Investment scene changed
Over the last two budgets the Minister had made major changes in the savings and investment scene in Ireland. He has transformed pensions for self-employed and proprietary directors from being a poorly regarded last resort to being an investment opportunity with a favourable tax environment.

The Minister has successfully reformed the tax regime for life assurance and unitised products so as to extend many features of the IFSC regime for these products on a nation-wide basis. Despite these labours, still further work faced the Minister in the current budget.

The first challenge was one posed by the EU. Our tax laws discriminated heavily against Irish residents who chose to invest in offshore life assurance products or unitised products, rather than such onshore products. Depending on the nature of the offshore product, the resident person faced either a 40 per cent capital gains tax charge, or a 44 per cent income tax charge on the gain on encashment of the product.

In contrast, the onshore life assurance and unitised product regime introduced by the Minister last year involved only a 25 per cent tax on encashment, since reduced to 23 per cent in the current budget.

Discrimination of this sort between domestic investment products, and those marketed from other EU member states is contrary to EU rules. The Minister faced the inevitable and has extended a 23 per cent encashment tax to a wide range of the offshore investment products. The extension will apply both to products taken up after budget day, and to those already in the hands of Irish residents at budget day.

The new rate will not apply universally to all offshore investment products.

It will apply only to those sold in EU member states, member states of the European Economic Area (Iceland and Norway), and OECD member states with whom Ireland has a double tax agreement.

Mixed bag
This list of foreign sources of investment products may look like a mixed bag. What they probably have in common is exchange of information arrangements whereby the Irish Revenue can obtain information from the overseas Revenue regarding financial transactions of Irish residents in those overseas territories. It is difficult to see any other rationale for the restriction of the new regime to these territories.

The practical significance of the ring-fencing of the 23 per cent regime in this fashion is that it excludes investment products marketed from the Isle of Man and the Channel Islands and from locations such as Bermuda and the Bahamas. However it removes the tax penalties from Irish investors wishing to invest in Luxembourg, which is a major provider of investment products.

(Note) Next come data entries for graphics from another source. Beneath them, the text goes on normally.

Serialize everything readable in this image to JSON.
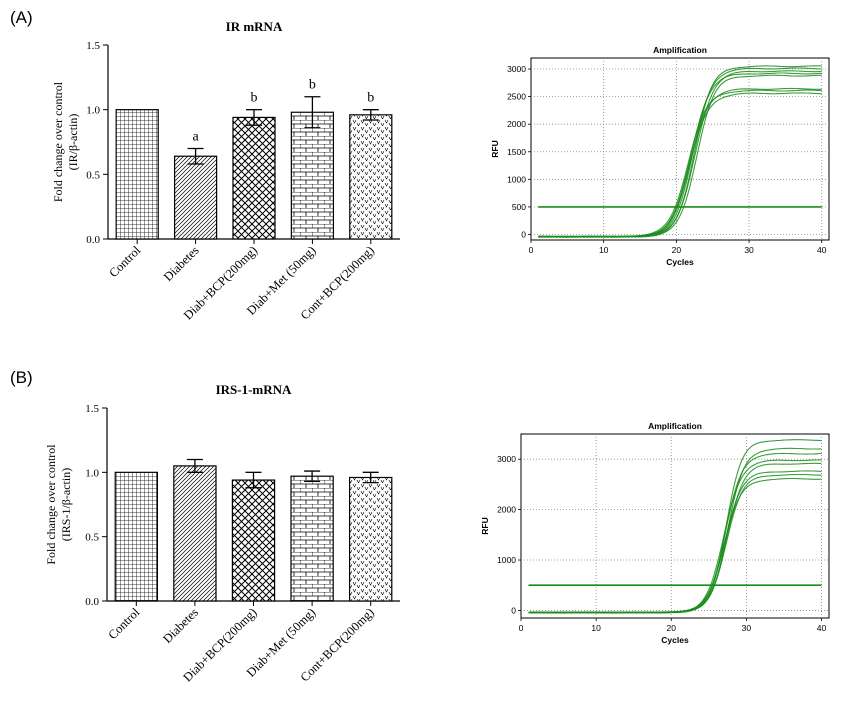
{
  "panels": [
    {
      "label": "(A)"
    },
    {
      "label": "(B)"
    }
  ],
  "chart_data": [
    {
      "type": "bar",
      "title": "IR mRNA",
      "xlabel": "",
      "ylabel": [
        "Fold change over control",
        "(IR/β-actin)"
      ],
      "categories": [
        "Control",
        "Diabetes",
        "Diab+BCP(200mg)",
        "Diab+Met (50mg)",
        "Cont+BCP(200mg)"
      ],
      "values": [
        1.0,
        0.64,
        0.94,
        0.98,
        0.96
      ],
      "errors": [
        0.0,
        0.06,
        0.06,
        0.12,
        0.04
      ],
      "annotations": [
        "",
        "a",
        "b",
        "b",
        "b"
      ],
      "ylim": [
        0.0,
        1.5
      ],
      "yticks": [
        "0.0",
        "0.5",
        "1.0",
        "1.5"
      ]
    },
    {
      "type": "line",
      "title": "Amplification",
      "xlabel": "Cycles",
      "ylabel": "RFU",
      "xlim": [
        0,
        41
      ],
      "ylim": [
        -100,
        3200
      ],
      "xticks": [
        0,
        10,
        20,
        30,
        40
      ],
      "yticks": [
        0,
        500,
        1000,
        1500,
        2000,
        2500,
        3000
      ],
      "threshold": 500,
      "grid": true,
      "color": "#1a8c1a",
      "series": [
        {
          "plateau": 3050,
          "midpoint": 22.3,
          "slope": 1.25
        },
        {
          "plateau": 3000,
          "midpoint": 22.6,
          "slope": 1.25
        },
        {
          "plateau": 2960,
          "midpoint": 22.0,
          "slope": 1.3
        },
        {
          "plateau": 2920,
          "midpoint": 22.8,
          "slope": 1.2
        },
        {
          "plateau": 3090,
          "midpoint": 22.5,
          "slope": 1.2
        },
        {
          "plateau": 2650,
          "midpoint": 21.6,
          "slope": 1.3
        },
        {
          "plateau": 2600,
          "midpoint": 21.8,
          "slope": 1.3
        },
        {
          "plateau": 2680,
          "midpoint": 21.9,
          "slope": 1.25
        }
      ]
    },
    {
      "type": "bar",
      "title": "IRS-1-mRNA",
      "xlabel": "",
      "ylabel": [
        "Fold change over control",
        "(IRS-1/β-actin)"
      ],
      "categories": [
        "Control",
        "Diabetes",
        "Diab+BCP(200mg)",
        "Diab+Met (50mg)",
        "Cont+BCP(200mg)"
      ],
      "values": [
        1.0,
        1.05,
        0.94,
        0.97,
        0.96
      ],
      "errors": [
        0.0,
        0.05,
        0.06,
        0.04,
        0.04
      ],
      "annotations": [
        "",
        "",
        "",
        "",
        ""
      ],
      "ylim": [
        0.0,
        1.5
      ],
      "yticks": [
        "0.0",
        "0.5",
        "1.0",
        "1.5"
      ]
    },
    {
      "type": "line",
      "title": "Amplification",
      "xlabel": "Cycles",
      "ylabel": "RFU",
      "xlim": [
        0,
        41
      ],
      "ylim": [
        -150,
        3500
      ],
      "xticks": [
        0,
        10,
        20,
        30,
        40
      ],
      "yticks": [
        0,
        1000,
        2000,
        3000
      ],
      "threshold": 500,
      "grid": true,
      "color": "#1a8c1a",
      "series": [
        {
          "plateau": 3420,
          "midpoint": 27.3,
          "slope": 1.05
        },
        {
          "plateau": 3250,
          "midpoint": 27.5,
          "slope": 1.1
        },
        {
          "plateau": 3150,
          "midpoint": 27.2,
          "slope": 1.1
        },
        {
          "plateau": 3020,
          "midpoint": 27.0,
          "slope": 1.15
        },
        {
          "plateau": 2950,
          "midpoint": 27.4,
          "slope": 1.1
        },
        {
          "plateau": 2800,
          "midpoint": 27.1,
          "slope": 1.15
        },
        {
          "plateau": 2730,
          "midpoint": 27.3,
          "slope": 1.1
        },
        {
          "plateau": 2650,
          "midpoint": 27.0,
          "slope": 1.15
        }
      ]
    }
  ]
}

It also removes the penalty from taking up UK products, which may be much more familiar to many Irish residents.

Level playing field?
The Irish investment industry pointed out to the Minister that the playing field he was creating between the offshore industry and themselves did not seem all that level. Investors in onshore products faced a withholding tax. Those in offshore products were left to pay their tax under self-assessment. There was a fear that those investing in offshore products had a cash-flow advantage in the tax payment timing.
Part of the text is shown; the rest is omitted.